Note that in the case of string constants, the tokenizer throws away the double quote characters. That’s OK.

The tokenizer’s output has two “features” dictated by XML conventions. First, an XML file must be enclosed in some begin and end tags, and that’s why the  <tokens> and </tokens> tags were added to the output. Second, four of the symbols used in the Jack language (<, >, ", &) are also used for XML markup, and thus they cannot appear as data in XML files. To solve the problem, we require the tokenizer to output these tokens as &lt;, &gt;, &quot;, and &amp;, respectively. For example, in order for the text “<symbol> < </symbol>” to be displayed properly in a web browser, the source XML should be written as “<symbol> &lt; </symbol>”.

Testing Your Tokenizer:

 

Stage II: Parser

Next, implement the CompilationEngine module specified in chapter 10. Write each method of the engine, as specified in the API, and make sure that it emits the correct XML output. We recommend to start by writing a compilation engine that handles everything except expressions, and test it on the expressionless Square Dance program only. Next, extend the parser to handle expressions as well, and proceed to test it on the Square Dance and Array Test programs.

Testing Your Parser:

  1. Apply your analyzer to the supplied test programs, then use the supplied TextComparer utility to compare the generated output to the supplied .xml compare files.

  2. Since the output files generated by your analyzer will have the same names and extensions as those of the supplied compare files, we suggest putting them in separate directories.

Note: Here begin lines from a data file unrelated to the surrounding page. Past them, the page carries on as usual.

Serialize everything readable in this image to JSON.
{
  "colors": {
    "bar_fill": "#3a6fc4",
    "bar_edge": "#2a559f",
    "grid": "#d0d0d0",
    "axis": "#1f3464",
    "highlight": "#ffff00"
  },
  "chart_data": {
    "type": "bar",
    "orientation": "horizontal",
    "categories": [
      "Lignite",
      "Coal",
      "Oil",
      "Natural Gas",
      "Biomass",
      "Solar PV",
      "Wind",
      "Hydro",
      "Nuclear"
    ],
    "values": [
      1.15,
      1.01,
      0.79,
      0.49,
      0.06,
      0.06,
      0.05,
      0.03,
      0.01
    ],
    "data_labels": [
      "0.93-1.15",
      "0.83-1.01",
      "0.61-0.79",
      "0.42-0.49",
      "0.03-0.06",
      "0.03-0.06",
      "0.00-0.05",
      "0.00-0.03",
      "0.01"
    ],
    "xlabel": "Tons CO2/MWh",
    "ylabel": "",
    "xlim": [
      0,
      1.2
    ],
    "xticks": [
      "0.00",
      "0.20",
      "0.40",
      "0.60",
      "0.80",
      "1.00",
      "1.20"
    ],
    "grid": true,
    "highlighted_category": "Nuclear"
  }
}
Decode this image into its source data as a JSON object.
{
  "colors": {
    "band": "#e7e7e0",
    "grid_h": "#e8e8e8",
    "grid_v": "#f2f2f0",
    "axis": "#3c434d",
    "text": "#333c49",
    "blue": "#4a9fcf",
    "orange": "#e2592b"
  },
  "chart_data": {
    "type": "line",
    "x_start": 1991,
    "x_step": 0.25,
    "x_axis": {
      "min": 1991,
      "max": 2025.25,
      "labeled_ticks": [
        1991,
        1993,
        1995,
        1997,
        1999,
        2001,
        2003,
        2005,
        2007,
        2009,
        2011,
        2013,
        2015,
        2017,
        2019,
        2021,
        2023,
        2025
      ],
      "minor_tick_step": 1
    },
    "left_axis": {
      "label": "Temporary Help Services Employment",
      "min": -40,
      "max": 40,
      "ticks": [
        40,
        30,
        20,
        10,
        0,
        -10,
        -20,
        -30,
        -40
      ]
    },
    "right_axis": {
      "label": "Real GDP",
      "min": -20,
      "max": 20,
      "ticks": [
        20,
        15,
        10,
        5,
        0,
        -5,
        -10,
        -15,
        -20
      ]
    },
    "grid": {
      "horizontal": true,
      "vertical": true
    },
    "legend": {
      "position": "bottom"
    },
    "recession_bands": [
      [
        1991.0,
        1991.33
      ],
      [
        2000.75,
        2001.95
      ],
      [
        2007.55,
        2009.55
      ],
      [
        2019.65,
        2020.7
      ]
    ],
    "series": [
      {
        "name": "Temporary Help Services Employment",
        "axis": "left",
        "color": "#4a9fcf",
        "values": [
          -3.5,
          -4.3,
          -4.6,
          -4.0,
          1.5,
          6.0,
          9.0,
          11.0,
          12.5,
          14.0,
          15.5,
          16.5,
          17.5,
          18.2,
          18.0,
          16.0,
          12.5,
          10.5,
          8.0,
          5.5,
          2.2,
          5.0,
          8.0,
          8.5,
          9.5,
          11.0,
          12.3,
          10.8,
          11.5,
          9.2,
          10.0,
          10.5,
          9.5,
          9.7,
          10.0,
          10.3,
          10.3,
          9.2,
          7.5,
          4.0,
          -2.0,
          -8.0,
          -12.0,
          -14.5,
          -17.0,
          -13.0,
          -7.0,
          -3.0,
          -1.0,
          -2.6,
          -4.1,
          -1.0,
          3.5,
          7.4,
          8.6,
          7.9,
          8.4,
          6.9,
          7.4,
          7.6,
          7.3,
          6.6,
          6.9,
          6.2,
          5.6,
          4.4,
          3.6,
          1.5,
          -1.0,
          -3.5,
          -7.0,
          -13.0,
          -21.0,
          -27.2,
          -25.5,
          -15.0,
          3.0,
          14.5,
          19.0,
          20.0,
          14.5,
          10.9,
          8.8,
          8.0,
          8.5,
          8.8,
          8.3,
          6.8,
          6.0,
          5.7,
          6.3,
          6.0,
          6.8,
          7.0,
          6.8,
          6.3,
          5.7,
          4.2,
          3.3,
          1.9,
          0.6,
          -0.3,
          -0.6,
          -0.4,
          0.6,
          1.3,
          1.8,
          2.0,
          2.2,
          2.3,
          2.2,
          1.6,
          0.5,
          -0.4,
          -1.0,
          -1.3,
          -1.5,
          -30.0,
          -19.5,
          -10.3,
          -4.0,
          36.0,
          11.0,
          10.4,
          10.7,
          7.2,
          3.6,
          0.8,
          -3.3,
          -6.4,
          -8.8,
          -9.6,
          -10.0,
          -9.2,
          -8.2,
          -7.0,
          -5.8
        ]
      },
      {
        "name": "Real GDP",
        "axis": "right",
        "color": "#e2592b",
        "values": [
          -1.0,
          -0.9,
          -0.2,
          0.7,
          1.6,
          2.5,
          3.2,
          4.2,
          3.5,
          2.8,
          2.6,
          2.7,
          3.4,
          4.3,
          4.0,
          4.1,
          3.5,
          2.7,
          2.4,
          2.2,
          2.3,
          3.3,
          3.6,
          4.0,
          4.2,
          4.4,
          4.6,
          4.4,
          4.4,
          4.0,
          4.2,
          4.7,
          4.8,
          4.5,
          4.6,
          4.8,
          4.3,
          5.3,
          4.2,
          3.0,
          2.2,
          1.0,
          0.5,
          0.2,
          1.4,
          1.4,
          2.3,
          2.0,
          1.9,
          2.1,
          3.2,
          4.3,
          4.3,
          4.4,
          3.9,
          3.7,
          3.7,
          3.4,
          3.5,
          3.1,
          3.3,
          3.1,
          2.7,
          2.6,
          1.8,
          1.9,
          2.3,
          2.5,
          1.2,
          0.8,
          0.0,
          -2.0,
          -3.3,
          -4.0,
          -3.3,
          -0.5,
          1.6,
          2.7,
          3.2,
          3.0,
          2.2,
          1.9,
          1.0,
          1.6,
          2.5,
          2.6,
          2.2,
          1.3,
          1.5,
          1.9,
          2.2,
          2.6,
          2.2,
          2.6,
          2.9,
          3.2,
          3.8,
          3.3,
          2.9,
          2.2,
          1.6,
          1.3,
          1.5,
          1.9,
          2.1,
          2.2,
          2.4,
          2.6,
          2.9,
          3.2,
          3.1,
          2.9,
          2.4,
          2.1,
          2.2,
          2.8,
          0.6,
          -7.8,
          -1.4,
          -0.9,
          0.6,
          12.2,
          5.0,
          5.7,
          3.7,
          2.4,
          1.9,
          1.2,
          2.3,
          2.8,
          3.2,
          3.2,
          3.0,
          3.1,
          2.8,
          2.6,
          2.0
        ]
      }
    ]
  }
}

  3. Note that the indentation of the XML output is only for readability. Web browsers and the supplied TextComparer utility ignore white space.

Grading Criteria (1100 pts)

Due Date Points Description Grading Criteria
April 14 @ 4:00PM 100 Choose partners You must send me an email that tells me:
  • Who you are partnering with (or if you're working alone)
  • Whose repository you will be using (so I can add you as a collaborator)
April 16 @ 4:00PM 50 Project setup You must add, commit and push the project10.zip files which should reside in your project10 directory.
April 19 @ 4:00PM 350 Stage I: Tokenizing You must commit & push a compiler that generates proper XxxT.xml.
April 21 @ 5:00PM 400 Stage II: Parsing (expressionless) You must commit & push a compiler that generates proper Xxx.xml. Your compiler should handle everything except expressions, tested on the expressionless Square Dance code only.
April 23 @ 5:00PM 200 Stage II: Parsing (complete) You must commit & push a compiler that generates proper Xxx.xml. It should handle expressions, tested on Square Dance and Array Test programs.

Your repository must show a history of work. You should be committing at least every time you complete a milestone (per the ones above or your own intermediate milestones). A repository log showing one commit with a message like "project done" is not acceptable.

The final due date is 5PM on Friday, April 23.